Here’s what you have to do:
Set up specialty light bulbs above the tank to help the plants thrive. The best mornings are fluorescent and LED light options because they generate little heat and provide the right ‘kind’ of light fixture to help your plants get their energy.
- Set up the lights so that they illuminate the entire tank without directly beaming into your fish’s eyes. As a general rule, if it’s too bright for you to look at, it’s too bright for your fish.
- Avoid using incandescent bulbs because they are not effective at penetrating the water’s levels and will not be sufficient for your live plants.
- Depending on the live plants, you will need to keep the light on for about 12 hours every day.
- Find plants that are compatible with your fish species. In most cases, grasses are compatible with many aquatic pets. But it would help if you referred to their detailed care sheet to see which plants are to be avoided.

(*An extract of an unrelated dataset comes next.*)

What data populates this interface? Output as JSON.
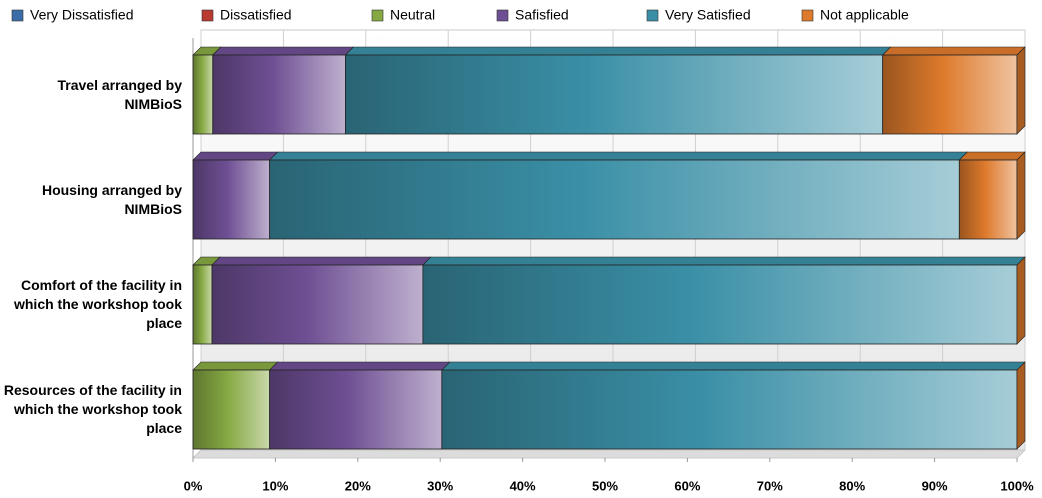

- The plants should fit inside the aquarium without growing out of the water. Tall plants that grow too big will die outside the water.
Planting the Plants
- To attach ferns: use a rock to secure the fern and keep them upright. Ferns do not need to be placed in the substrate layer. Some will need something tangible to hold onto for stability.
- Potted plants: Remove the plant from its plot, careful not to damage the roots poking out from under it. Dig a hole in the substrate as wide as the plant, and place it inside.
- Plants with stems: Push the branch about 2 inches into the substrate to keep the plant upright.
How Many Fish in a 10 Gallon Tank?
The rule of thumb is to go with one small neon-tetra-size fish per gallon of water. It is worth noting that each fish will have its bioload, and you’ll have to clean up after them based on how frequently they upset the tank’s water parameters (such as nitrates and nitrates).
Building your fish tank can be a rewarding experience and save you plenty of cash as well. It may seem like a daunting task, but it’s not too complicated. All you have to do is exercise caution and patience to make your job just a bit easier.
Just follow the instructions outlined above, use the right tools, and find the correct schematic to build your fish tank without a hiccup.